Although the protests have taken place at different time periods and at different locations, there is a lot in common. These protests are collectively focused on drawing the attention of the respective national governments towards the interests of the least well off instead of protecting the interests of the wealthy. These European protestors believe that the present working conditions in Europe resemble the conditions that existed in the 19th century when workers had to work under precarious conditions with low wages and without any social security whereas the employers received the full patronage of the then monarchs. The plight of the ruling governments in Europe also needs to be highlighted as they have to comply with the instructions of the European Commission for controlling fiscal deficit. Italy is a glaring example. Taking populist measures, the Italian government proposed pension reforms under ‘100 quota’ scheme where a worker after serving for 38 years could retire between 62 and 65 years of age. Retirees under the scheme would stand eligible for the full pension benefits and advancement of the retirement age would pave way for more employment. The government also proposed to pay €780 per month to the least well off besides collecting tax on gambling and imposing 15% flat tax on the self-employed with an annual turnover of €65000 or more. Thus, the projected figures overshot the previous government’s estimates by 1.6% (reaching 2.4%) of GDP and the Italian government could not muster the concurrence of the European Commission. A consensus was ultimately reached when the Italian government agreed to walk back to the deficit of 2.04% by delaying the introduction of new social security programmes and scaled back the other initiatives. Ideally, the Italian government in this case, could have taxed the rich more and thereby compensated the poor without disturbing the fiscal health. But from past experiences, it is clear that the investors’ lobby succeeds in saving the imposition of high taxes. Hence, governments worldwide try to keep the fiscal deficit in limits by decreasing public expenditure. Occasionally, stop gap arrangements are made during elections or crisis situations where sops are offered to the least well-off sections. Thus, prolonged test of patience of the poor has eventually culminated into protests and demonstrations as is being observed in case of Europe.

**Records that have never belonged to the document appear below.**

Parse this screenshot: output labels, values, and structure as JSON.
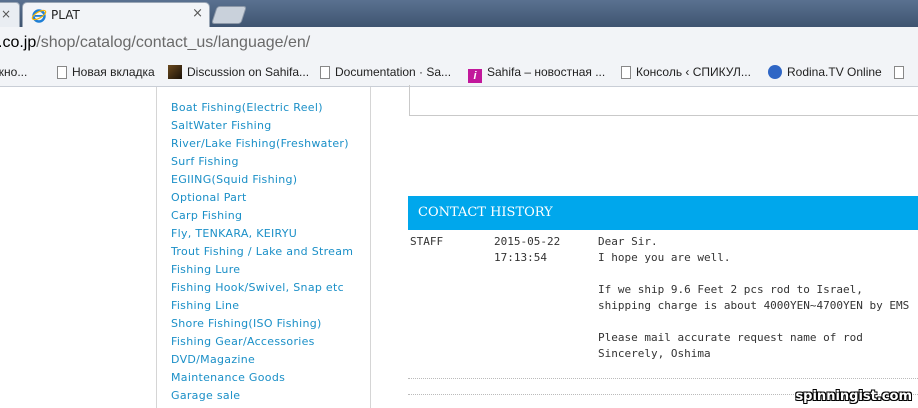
{
  "browser": {
    "tabs": [
      {
        "label": "PLAT",
        "active": true
      }
    ],
    "partial_tab_close": "×",
    "active_tab_close": "×",
    "url_domain": ".co.jp",
    "url_path": "/shop/catalog/contact_us/language/en/"
  },
  "bookmarks": [
    {
      "label": "жно...",
      "icon": "none"
    },
    {
      "label": "Новая вкладка",
      "icon": "page-icon"
    },
    {
      "label": "Discussion on Sahifa...",
      "icon": "image-icon"
    },
    {
      "label": "Documentation · Sa...",
      "icon": "page-icon"
    },
    {
      "label": "Sahifa – новостная ...",
      "icon": "i-icon"
    },
    {
      "label": "Консоль ‹ СПИКУЛ...",
      "icon": "page-icon"
    },
    {
      "label": "Rodina.TV Online",
      "icon": "tv-icon"
    }
  ],
  "sidebar": {
    "categories": [
      "Boat Fishing(Electric Reel)",
      "SaltWater Fishing",
      "River/Lake Fishing(Freshwater)",
      "Surf Fishing",
      "EGIING(Squid Fishing)",
      "Optional Part",
      "Carp Fishing",
      "Fly, TENKARA, KEIRYU",
      "Trout Fishing / Lake and Stream",
      "Fishing Lure",
      "Fishing Hook/Swivel, Snap etc",
      "Fishing Line",
      "Shore Fishing(ISO Fishing)",
      "Fishing Gear/Accessories",
      "DVD/Magazine",
      "Maintenance Goods",
      "Garage sale"
    ]
  },
  "history": {
    "title": "CONTACT HISTORY",
    "entry": {
      "author": "STAFF",
      "date": "2015-05-22",
      "time": "17:13:54",
      "lines": [
        "Dear Sir.",
        "I hope you are well.",
        "",
        "If we ship 9.6 Feet 2 pcs rod to Israel,",
        "shipping charge is about 4000YEN~4700YEN by EMS",
        "",
        "Please mail accurate request name of rod",
        "Sincerely, Oshima"
      ]
    }
  },
  "watermark": "spinningist.com",
  "colors": {
    "link": "#1a8fc7",
    "header_bar": "#00a7ec"
  }
}
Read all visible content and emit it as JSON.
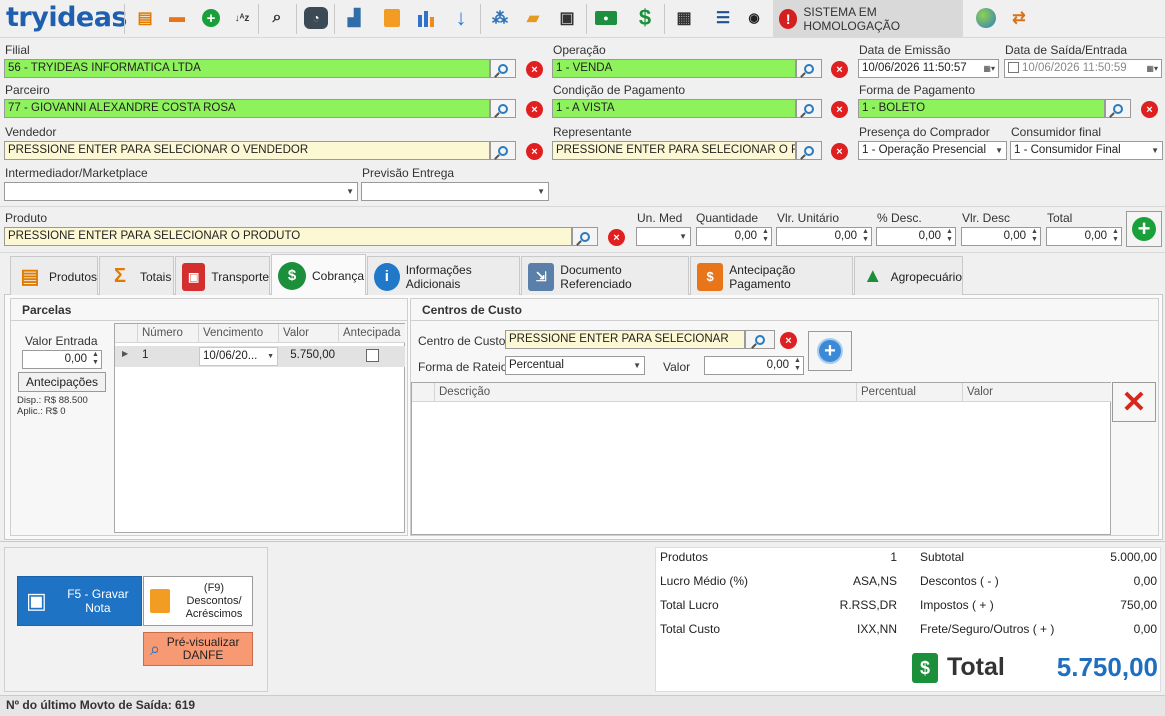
{
  "toolbar": {
    "logo": "tryideas",
    "icons": [
      "boxes-icon",
      "truck-icon",
      "add-icon",
      "sort-icon",
      "search-person-icon",
      "scale-icon",
      "cash-register-icon",
      "shopping-bag-icon",
      "bar-chart-icon",
      "download-arrow-icon",
      "share-nodes-icon",
      "folder-open-icon",
      "save-icon",
      "money-icon",
      "dollar-icon",
      "report-icon",
      "list-icon",
      "eye-icon"
    ],
    "homologation_label": "SISTEMA EM HOMOLOGAÇÃO"
  },
  "header": {
    "filial": {
      "label": "Filial",
      "value": "56 - TRYIDEAS INFORMATICA LTDA"
    },
    "operacao": {
      "label": "Operação",
      "value": "1 - VENDA"
    },
    "data_emissao": {
      "label": "Data de Emissão",
      "value": "10/06/2026 11:50:57"
    },
    "data_saida": {
      "label": "Data de Saída/Entrada",
      "value": "10/06/2026 11:50:59",
      "checked": false
    },
    "parceiro": {
      "label": "Parceiro",
      "value": "77 - GIOVANNI ALEXANDRE COSTA ROSA"
    },
    "condicao": {
      "label": "Condição de Pagamento",
      "value": "1 - A VISTA"
    },
    "forma_pagamento": {
      "label": "Forma de Pagamento",
      "value": "1 - BOLETO"
    },
    "vendedor": {
      "label": "Vendedor",
      "value": "PRESSIONE ENTER PARA SELECIONAR O VENDEDOR"
    },
    "representante": {
      "label": "Representante",
      "value": "PRESSIONE ENTER PARA SELECIONAR O REPRES"
    },
    "presenca": {
      "label": "Presença do Comprador",
      "value": "1 - Operação Presencial"
    },
    "consumidor": {
      "label": "Consumidor final",
      "value": "1 - Consumidor Final"
    },
    "intermediador": {
      "label": "Intermediador/Marketplace",
      "value": ""
    },
    "previsao": {
      "label": "Previsão Entrega",
      "value": ""
    }
  },
  "produto": {
    "label": "Produto",
    "value": "PRESSIONE ENTER PARA SELECIONAR O PRODUTO",
    "un_med_label": "Un. Med",
    "quantidade_label": "Quantidade",
    "quantidade": "0,00",
    "vlr_unitario_label": "Vlr. Unitário",
    "vlr_unitario": "0,00",
    "desc_pct_label": "% Desc.",
    "desc_pct": "0,00",
    "vlr_desc_label": "Vlr. Desc",
    "vlr_desc": "0,00",
    "total_label": "Total",
    "total": "0,00"
  },
  "tabs": [
    {
      "label": "Produtos",
      "icon": "boxes-icon"
    },
    {
      "label": "Totais",
      "icon": "sigma-icon"
    },
    {
      "label": "Transporte",
      "icon": "bus-icon"
    },
    {
      "label": "Cobrança",
      "icon": "dollar-icon",
      "active": true
    },
    {
      "label": "Informações Adicionais",
      "icon": "info-icon"
    },
    {
      "label": "Documento Referenciado",
      "icon": "document-icon"
    },
    {
      "label": "Antecipação Pagamento",
      "icon": "advance-payment-icon"
    },
    {
      "label": "Agropecuário",
      "icon": "tree-icon"
    }
  ],
  "parcelas": {
    "title": "Parcelas",
    "valor_entrada_label": "Valor Entrada",
    "valor_entrada": "0,00",
    "antecipacoes_button": "Antecipações",
    "disp": "Disp.: R$ 88.500",
    "aplic": "Aplic.: R$ 0",
    "columns": [
      "Número",
      "Vencimento",
      "Valor",
      "Antecipada"
    ],
    "rows": [
      {
        "numero": "1",
        "vencimento": "10/06/20...",
        "valor": "5.750,00",
        "antecipada": false
      }
    ]
  },
  "centros": {
    "title": "Centros de Custo",
    "centro_label": "Centro de Custo",
    "centro_value": "PRESSIONE ENTER PARA SELECIONAR",
    "rateio_label": "Forma de Rateio",
    "rateio_value": "Percentual",
    "valor_label": "Valor",
    "valor_value": "0,00",
    "columns": [
      "Descrição",
      "Percentual",
      "Valor"
    ]
  },
  "actions": {
    "gravar": "F5 - Gravar Nota",
    "descontos_key": "(F9)",
    "descontos": "Descontos/ Acréscimos",
    "previsualizar": "Pré-visualizar DANFE"
  },
  "summary": {
    "produtos_label": "Produtos",
    "produtos": "1",
    "lucro_medio_label": "Lucro Médio (%)",
    "lucro_medio": "ASA,NS",
    "total_lucro_label": "Total Lucro",
    "total_lucro": "R.RSS,DR",
    "total_custo_label": "Total Custo",
    "total_custo": "IXX,NN",
    "subtotal_label": "Subtotal",
    "subtotal": "5.000,00",
    "descontos_label": "Descontos ( - )",
    "descontos": "0,00",
    "impostos_label": "Impostos ( + )",
    "impostos": "750,00",
    "frete_label": "Frete/Seguro/Outros ( + )",
    "frete": "0,00",
    "total_label": "Total",
    "total": "5.750,00"
  },
  "status": {
    "text": "Nº do último Movto de Saída: 619"
  },
  "colors": {
    "green_field": "#8ef25c",
    "yellow_field": "#fdf8d4",
    "brand_blue": "#1f5fb0",
    "save_blue": "#1e73c4",
    "preview_orange": "#f79a74"
  }
}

This situation also unfolds a lesson for the Indian economy as well. As of now, the central government has been working on lowering the fiscal deficit in line with the Fiscal Responsibility and Budget Management which recommends bringing down the fiscal deficit to 2.5% of the GDP by 2022-23. As per a Forbes report, the Modi government has succeeded in creating congenial conditions for big businesses in India but it has failed to touch the masses at large. The common man is still facing widespread unemployment, poverty, poor health and chronic income inequality. However, there is nothing sacrosanct about fiscal deficit which makes it inviolable to help the poor and avoid catastrophic situations. Before the demographic dividend in India turns into a demographic disaster, the government should take a lesson from developed European countries and take necessary measures for making the development process more inclusive.
—Dr. Rajiv Khosla is Associate Professor at Institute of Management, C/o DAV College, Sector 10, Chandigarh.
[The views expressed by the author in this article are his own.]